So where was I? I’m born, I’m naked, I’m lying on the
freezing ground looking up into frightened faces. I’m cold and angry. All around me I hear wailing. But I’m quiet. Even then, I wasn’t one to make a fuss. There’s an awful smell, sweet and foul.

The wolf cub sniffed me, then snarled. I tried to move my legs, my black feeble legs, which barely budge, my hands curled into red fists. Mum kicked him away. I doubt I looked good enough to eat, but with Fen you never knew.

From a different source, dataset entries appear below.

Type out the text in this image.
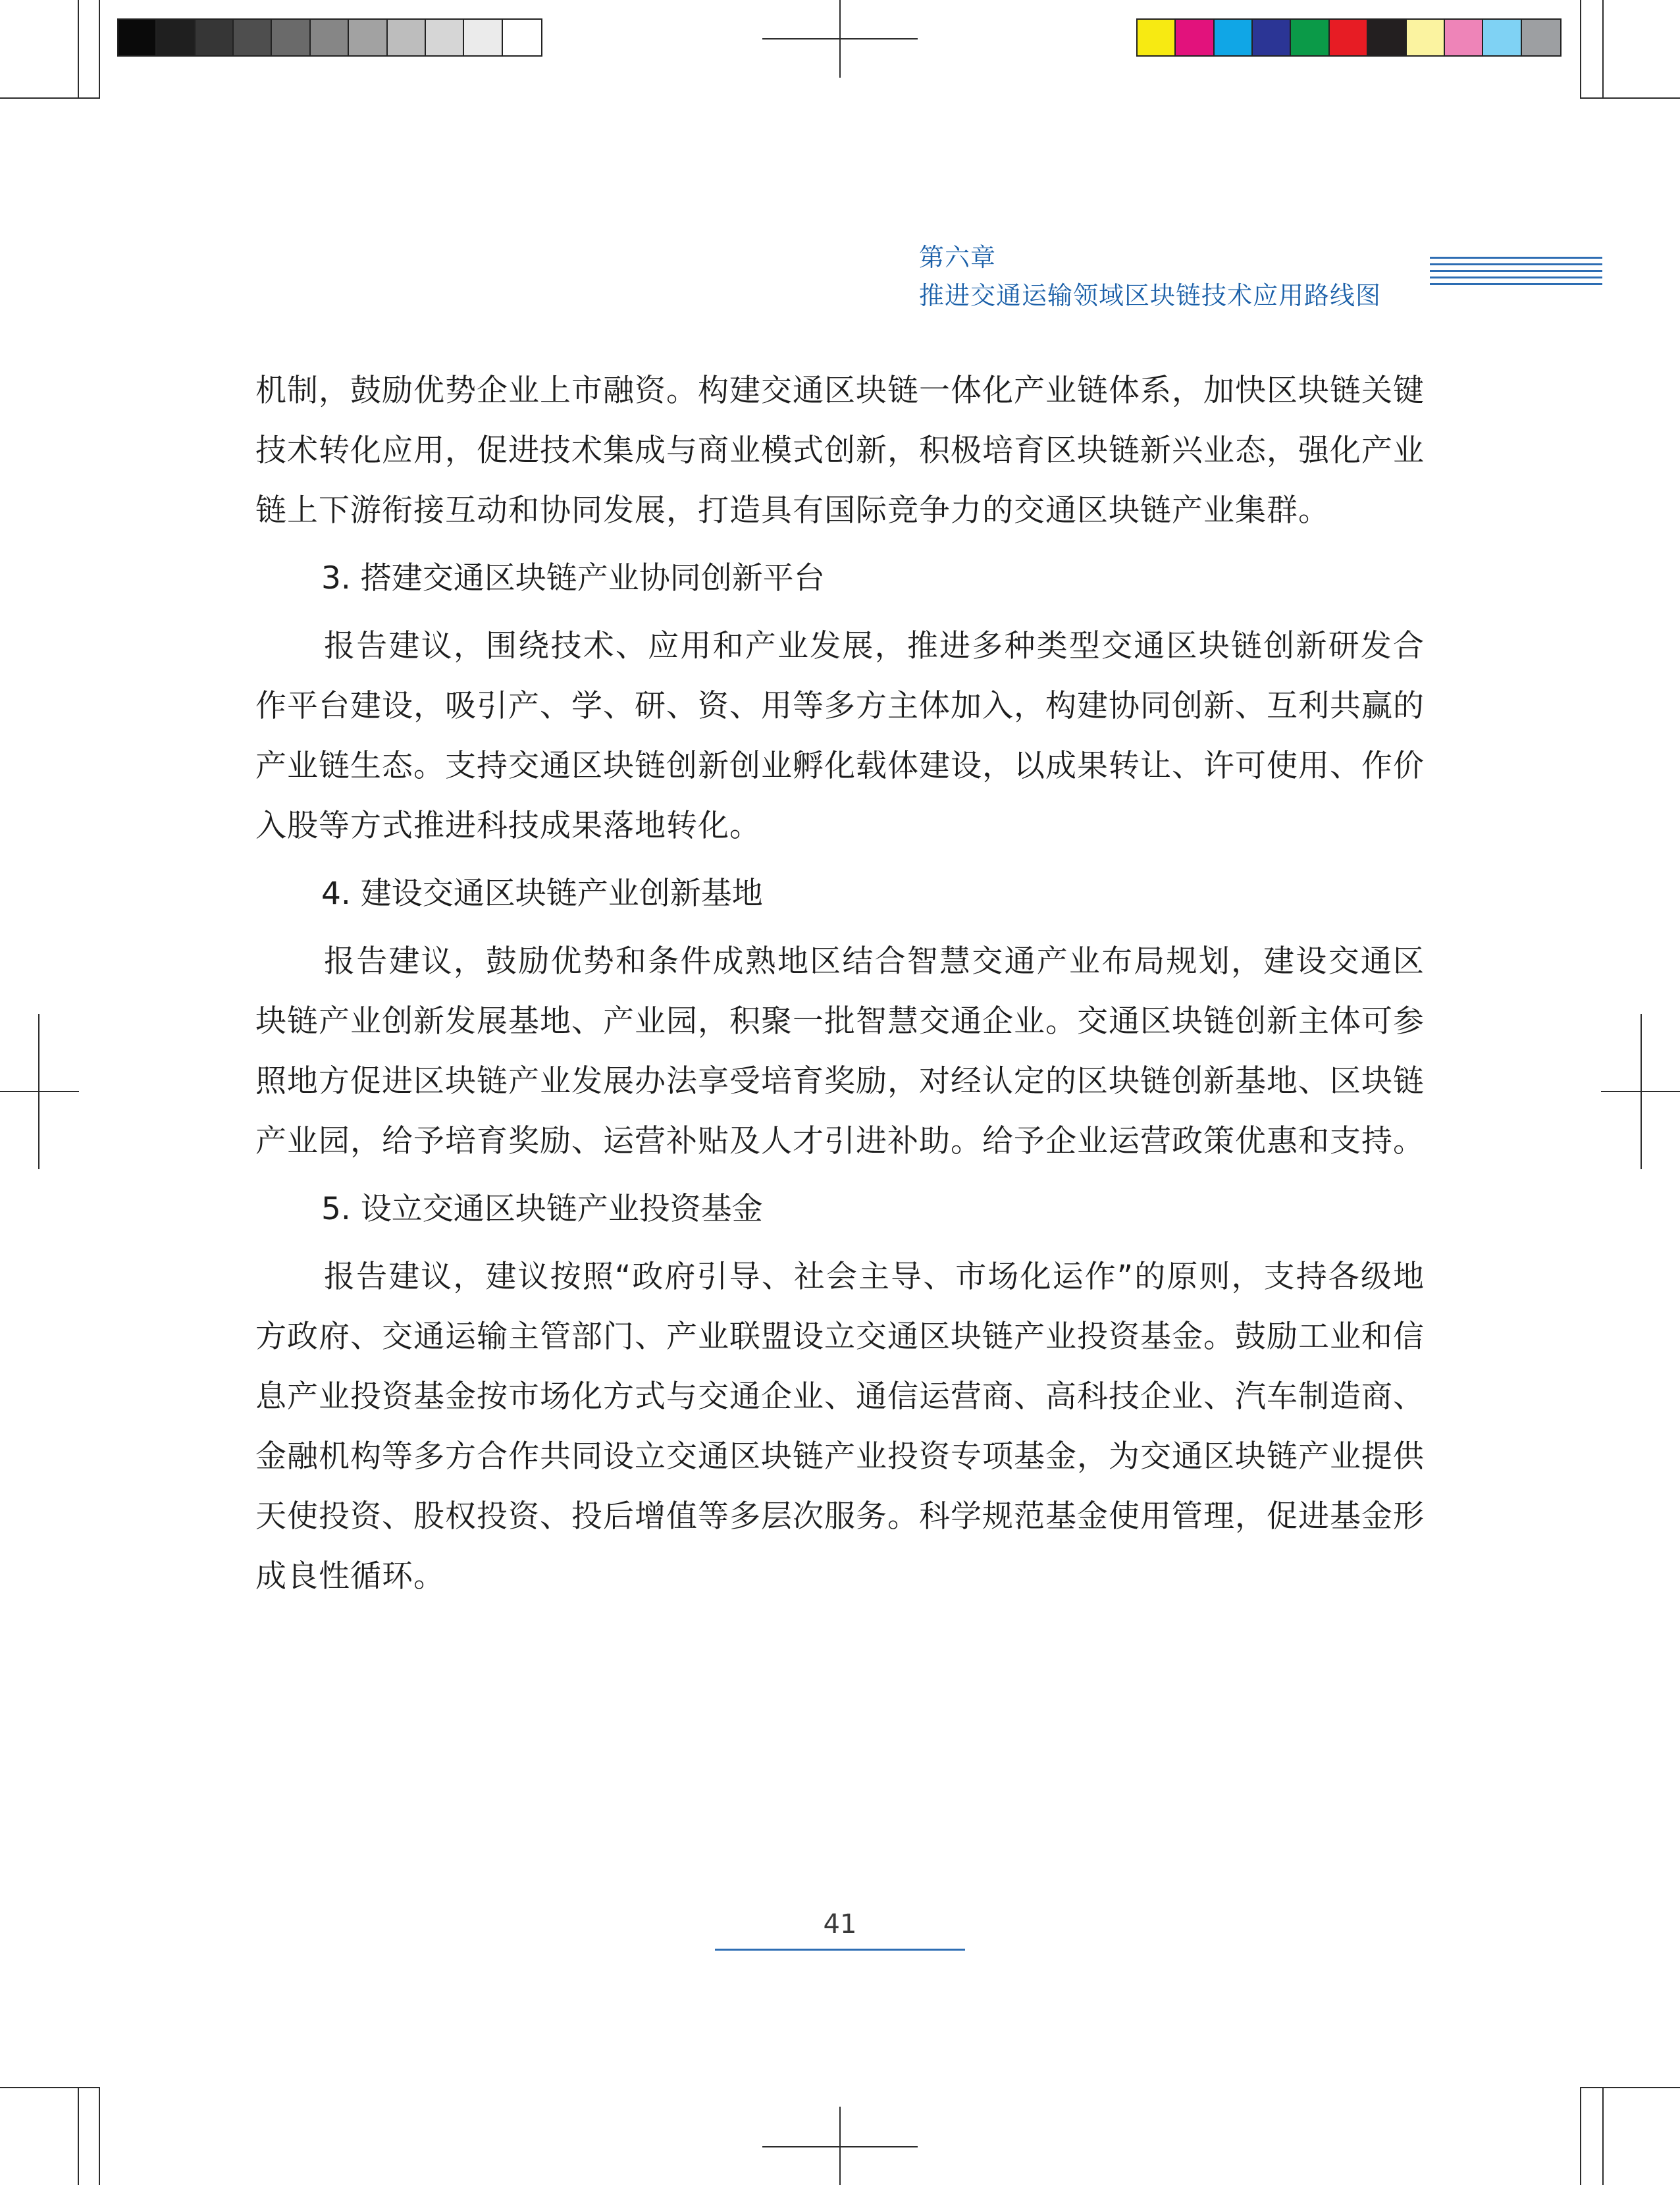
第六章
推进交通运输领域区块链技术应用路线图

机制，鼓励优势企业上市融资。构建交通区块链一体化产业链体系，加快区块链关键技术转化应用，促进技术集成与商业模式创新，积极培育区块链新兴业态，强化产业链上下游衔接互动和协同发展，打造具有国际竞争力的交通区块链产业集群。

3. 搭建交通区块链产业协同创新平台

报告建议，围绕技术、应用和产业发展，推进多种类型交通区块链创新研发合作平台建设，吸引产、学、研、资、用等多方主体加入，构建协同创新、互利共赢的产业链生态。支持交通区块链创新创业孵化载体建设，以成果转让、许可使用、作价入股等方式推进科技成果落地转化。

4. 建设交通区块链产业创新基地

报告建议，鼓励优势和条件成熟地区结合智慧交通产业布局规划，建设交通区块链产业创新发展基地、产业园，积聚一批智慧交通企业。交通区块链创新主体可参照地方促进区块链产业发展办法享受培育奖励，对经认定的区块链创新基地、区块链产业园，给予培育奖励、运营补贴及人才引进补助。给予企业运营政策优惠和支持。

5. 设立交通区块链产业投资基金

报告建议，建议按照“政府引导、社会主导、市场化运作”的原则，支持各级地方政府、交通运输主管部门、产业联盟设立交通区块链产业投资基金。鼓励工业和信息产业投资基金按市场化方式与交通企业、通信运营商、高科技企业、汽车制造商、金融机构等多方合作共同设立交通区块链产业投资专项基金，为交通区块链产业提供天使投资、股权投资、投后增值等多层次服务。科学规范基金使用管理，促进基金形成良性循环。

41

Fen howled. Hard to believe, but he was like a puppy then. A puppy with big, slashing teeth, but still … You could pretend he was just playing. That he didn’t mean it when he ripped open your face.

My other brother, Jormungand, slithered over to me and hissed. He always scared me, my brother the snake. Even now those words are horrible to write … my brother the snake.

Mum, screaming, kicks him away too. Stomp on his head, Mum! Go on, you can do it. That would have saved so much fuss and bother. But no. Jor lands
smack on the table. Bowls and cups and drinking horns fly everywhere. Fenrir snarls at Jor, hackles up, jaws dripping. Jor bares his fangs, spitting poison. The two of them, always spitting and fighting. Always eyeing me, as if I were a hunk of carrion they’d like to devour.

Have you gathered how much I hate my brothers?

Hiss. Growl. Hiss. Growl. Hiss. Growl. Amazing I learned to talk, really, with the conversation that went on around me.

Hello! Is no one going to pick me up?

Nope. Seems not.

I remember the cave filling with visitors. They were frosty and snow-covered, stamping their feet and shaking out their sleet-heavy cloaks, spraying slush everywhere. Someone, not Mum, finally lifted me with their icy chapped hands and I was swaddled in furs, only my top half on show. My mother huddled in the corner, rocking back and forth on her haunches.

‘Angrboda. What a pretty baby.’

Oh, how nice. Who said that?

Great. It’s Dad’s brother. My
blind
uncle, Helblindi. Compliments from a blind god. Brilliant. He’s standing next to my father, Loki (hi, Dad! Glad you could make the party), who is definitely wishing he wasn’t here and pretending he has nothing to do with any of this.

My mother’s grey eyes flash. She’s fierce, my mother. You do not want to mess with her.

‘Unwrap it,’ she says. Pokes me with a stick.

The cave is suddenly silent.

A troll picks at my swaddling with her flabby hand and holds up a torch. I hear her suck in her breath and step back. The troll behind her screams. Another swaybacked ogre, his nose broken with huge twisted knots like the horns of old rams, skulks off on his bent knees.

What? Even a
troll
recoils from me?

Who are you, you ugly troll, to scream at the sight of me? Am I so hideous, so revolting, that the foulest creatures alive can’t bear to look? What am I?

Loki turns away. ‘Kill it,’ he says.

‘You let the others live. Why start now?’ says Uncle.

‘It’s half corpse,’ says Dad.

‘She’s a goddess. She won’t die easily,’ says Uncle.

Dad hesitates. I start to cry.

Can we just pause here for a minute? My dad wants me killed. And Mum isn’t even lifting her head. It’s the father’s choice, if the baby lives or dies. But come on, Mum. Defend me. Protect me.

No? Nothing?

I try to kick off the rest of my swaddling. Why don’t my legs obey me? They feel weak and wavery, as if they are part of me, but somehow not.

‘Have it your own way,’ says Dad.

Yay. I get to live. I seem to be the only one who’s happy about this.

My mother raises her head. She doesn’t touch me.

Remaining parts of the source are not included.